Last Hurrah for Bitter Cold
Current Wind Chill Bitterly cold wind chills increase the risk of frostbite and hypothermia.
Current Wind Chill
The Arctic air first plunged into the Upper Midwest on Saturday, Jan. 19, reaching northern parts of North Dakota and Minnesota where temperatures tumbled throughout the day.
The bitter cold spread south and east on Monday, Jan. 21. Minneapolis-St.

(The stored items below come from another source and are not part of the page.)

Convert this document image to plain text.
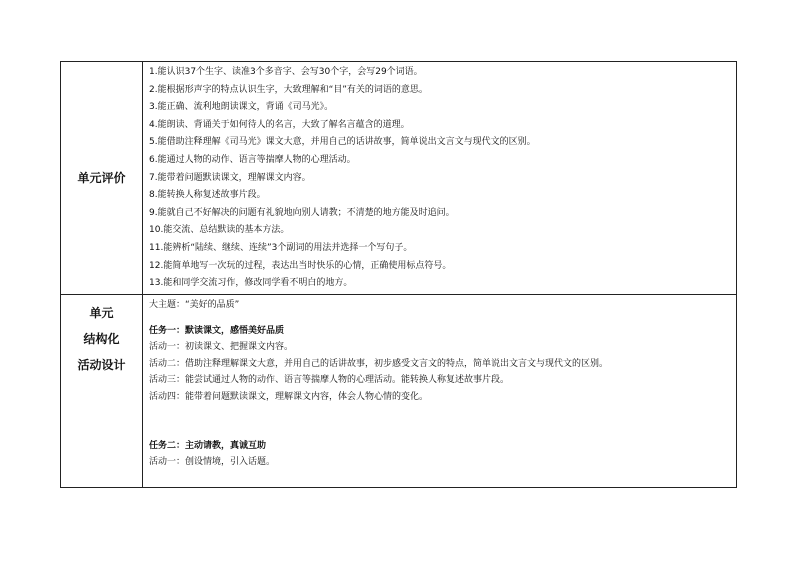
单元评价
1.能认识37个生字、读准3个多音字、会写30个字，会写29个词语。
2.能根据形声字的特点认识生字，大致理解和“目”有关的词语的意思。
3.能正确、流利地朗读课文，背诵《司马光》。
4.能朗读、背诵关于如何待人的名言，大致了解名言蕴含的道理。
5.能借助注释理解《司马光》课文大意，并用自己的话讲故事，简单说出文言文与现代文的区别。
6.能通过人物的动作、语言等揣摩人物的心理活动。
7.能带着问题默读课文，理解课文内容。
8.能转换人称复述故事片段。
9.能就自己不好解决的问题有礼貌地向别人请教；不清楚的地方能及时追问。
10.能交流、总结默读的基本方法。
11.能辨析“陆续、继续、连续”3个副词的用法并选择一个写句子。
12.能简单地写一次玩的过程，表达出当时快乐的心情，正确使用标点符号。
13.能和同学交流习作，修改同学看不明白的地方。
单元
结构化
活动设计
大主题：“美好的品质”
任务一：默读课文，感悟美好品质
活动一：初读课文、把握课文内容。
活动二：借助注释理解课文大意，并用自己的话讲故事，初步感受文言文的特点，简单说出文言文与现代文的区别。
活动三：能尝试通过人物的动作、语言等揣摩人物的心理活动。能转换人称复述故事片段。
活动四：能带着问题默读课文，理解课文内容，体会人物心情的变化。
任务二：主动请教，真诚互助
活动一：创设情境，引入话题。
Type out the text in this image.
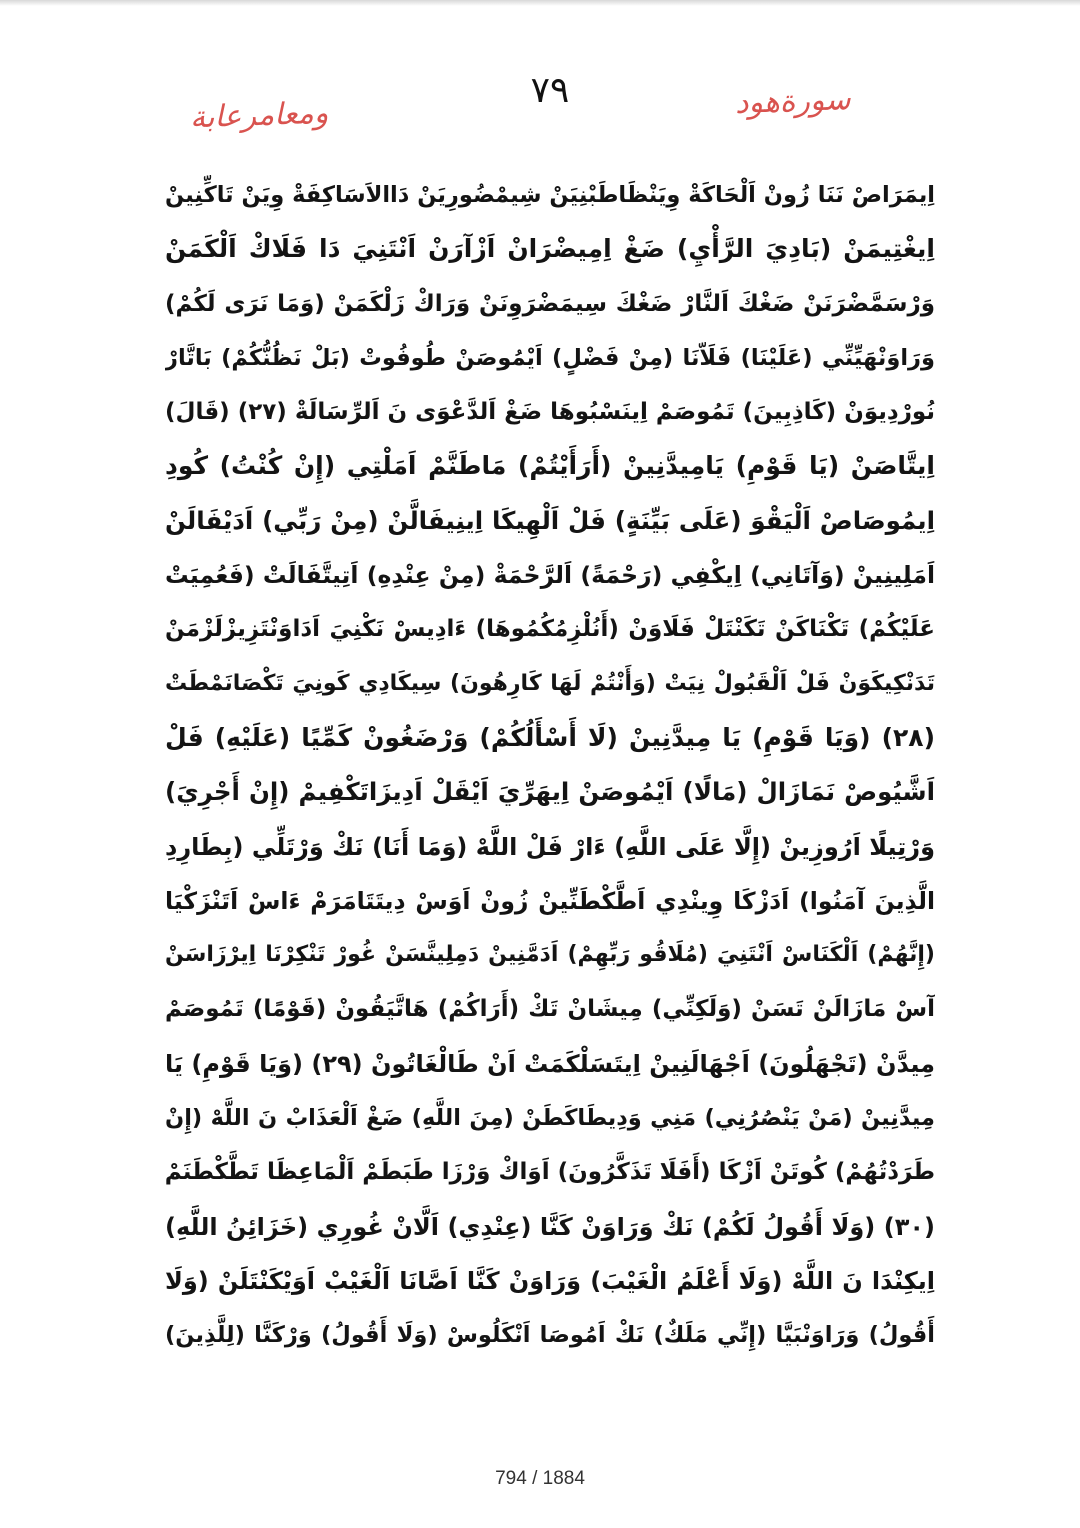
٧٩
ومعامرعابة	سورةهود
اِيمَرَاصْ نَنَا زُونْ اَلْحَاكَةْ وِيَنْظَاطَبْنِيَنْ شِيمْضُورِيَنْ دَاالاَسَاكِفَةْ وِيَنْ تَاكِّنِينْ
اِيغْتِيمَنْ (بَادِيَ الرَّأْيِ) ضَغْ اِمِيضْرَانْ اَزْآرَنْ اَنْتَنِيَ دَا فَلَاكْ اَلْكَمَنْ
وَرْسَمَّضْرَنَنْ ضَغْكَ اَلنَّارْ ضَغْكَ سِيمَضْرَوِنَنْ وَرَاكْ زَلْكَمَنْ (وَمَا نَرَى لَكُمْ)
وَرَاوَنْهَيِّنِّي (عَلَيْنَا) فَلَاّنَا (مِنْ فَضْلٍ) اَيْمُوصَنْ طُوفُوتْ (بَلْ نَظُنُّكُمْ) بَاتَّارْ
نُورْدِيوَنْ (كَاذِبِينَ) تَمُوصَمْ اِينَسْبُوهَا ضَغْ اَلدَّعْوَى نَ اَلرِّسَالَةْ (٢٧) (قَالَ)
اِيتَّاصَنْ (يَا قَوْمِ) يَامِيدَّنِينْ (أَرَأَيْتُمْ) مَاطَنَّمْ اَمَلْتِي (إِنْ كُنْتُ) كُودِ
اِيمُوصَاصْ اَلْيَقْوَ (عَلَى بَيِّنَةٍ) فَلْ اَلْهِيكَا اِينِيفَالَّنْ (مِنْ رَبِّي) اَدَيْفَالَنْ
اَمَلِينِينْ (وَآتَانِي) اِيكْفِي (رَحْمَةً) اَلرَّحْمَةْ (مِنْ عِنْدِهِ) اَتِيتَّفَالَتْ (فَعُمِيَتْ
عَلَيْكُمْ) تَكْنَاكَنْ تَكَنْتَلْ فَلَاوَنْ (أَنُلْزِمُكُمُوهَا) ءَادِيسْ نَكْنِيَ اَدَاوَنْتَزِيزْلَزْمَنْ
تَدَنْكِيكَوَنْ فَلْ اَلْقَبُولْ نِيَتْ (وَأَنْتُمْ لَهَا كَارِهُونَ) سِيكَادِي كَونِيَ تَكْصَانَمْطَتْ
(٢٨) (وَيَا قَوْمِ) يَا مِيدَّنِينْ (لَا أَسْأَلُكُمْ) وَرْضَغُونْ كَمِّيًا (عَلَيْهِ) فَلْ
اَشَّيُوصْ نَمَازَالْ (مَالًا) اَيْمُوصَنْ اِيهَرِّيَ اَيْقَلْ اَدِيزَاتَكْفِيمْ (إِنْ أَجْرِيَ)
وَرْتِيلًا اَرُوزِينْ (إِلَّا عَلَى اللَّهِ) ءَارْ فَلْ اللَّهْ (وَمَا أَنَا) نَكْ وَرْتَلِّي (بِطَارِدِ
الَّذِينَ آمَنُوا) اَدَزْكَا وِينْدِي اَطَّكْطَنِّينْ زُونْ اَوَسْ دِيتَتَامَرَمْ ءَاسْ اَتَنْزَكْيَا
(إِنَّهُمْ) اَلْكَنَاسْ اَنْتَنِيَ (مُلَاقُو رَبِّهِمْ) اَدَمَّنِينْ دَمِلِينَّسَنْ غُورْ تَنْكِرْنَا اِيرْزَاسَنْ
آسْ مَازَالَنْ تَسَنْ (وَلَكِنِّي) مِيشَانْ تَكْ (أَرَاكُمْ) هَاتَّيَقُونْ (قَوْمًا) تَمُوصَمْ
مِيدَّنْ (تَجْهَلُونَ) اَجْهَالَنِينْ اِيتَسَلْكَمَتْ اَنْ طَالْغَاتُونْ (٢٩) (وَيَا قَوْمِ) يَا
مِيدَّنِينْ (مَنْ يَنْصُرُنِي) مَنِي وَدِيطَاكَطَنْ (مِنَ اللَّهِ) ضَغْ اَلْعَذَابْ نَ اللَّهْ (إِنْ
طَرَدْتُهُمْ) كُوتَنْ اَزْكَا (أَفَلَا تَذَكَّرُونَ) اَوَاكْ وَرْزَا طَبَطَمْ اَلْمَاعِظَا تَطَّكْطَنَمْ
(٣٠) (وَلَا أَقُولُ لَكُمْ) نَكْ وَرَاوَنْ كَنَّا (عِنْدِي) اَلَّانْ غُورِي (خَزَائِنُ اللَّهِ)
اِيكِنْدَا نَ اللَّهْ (وَلَا أَعْلَمُ الْغَيْبَ) وَرَاوَنْ كَنَّا اَصَّانَا اَلْغَيْبْ اَوَيْكَنْتَلَنْ (وَلَا
أَقُولُ) وَرَاوَنْبَيَّا (إِنِّي مَلَكٌ) نَكْ اَمُوصَا اَنْكَلُوسْ (وَلَا أَقُولُ) وَرْكَنَّا (لِلَّذِينَ)
794 / 1884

Paul logged a high of -2 that day, the first subzero high there since Jan. 2009; the streak of four years and six days without a subzero high was the longest on record there, and nearly a year longer than the previous record streak.
Des Moines, Iowa, also ended a record streak that day, reaching a low of 2 below zero and ending a 710-day streak without a subzero low, the longest such streak for Iowa's capital.
(MORE: Arctic Blast Won't Let Go)
On Tuesday, Jan. 22, both Chicago and Rockford, Ill., fell below zero for the first time in 711 days. For Rockford, this was the longest at-or-above-zero spell on record, and it was the fourth-longest in the Windy City.
Other lowlights Tuesday included lows of -30 in International Falls; -33 in Ely and Bigfork, Minn.; and -37 in Big Black River, Maine.
On the morning of Wednesday, Jan. 23, Reagan National Airport in the nation's capital fell to 15 degrees, its coldest reading since March 3, 2009. Philadelphia (12 degrees) and New York (11 degrees) noted their lowest temperatures since Jan. 24, 2011.
Other frigid readings Wednesday morning included -36 at Estcourt Station, Maine, and -24 at Saranac Lake, N.Y.
While winds were light over the lower elevations, the mountains of New England experienced high winds and brutal wind chills. The feels-like temperature bottomed out at 86 below zero on top of Mount Washington in New Hampshire, and 63 below zero on Mount Mansfield in Vermont.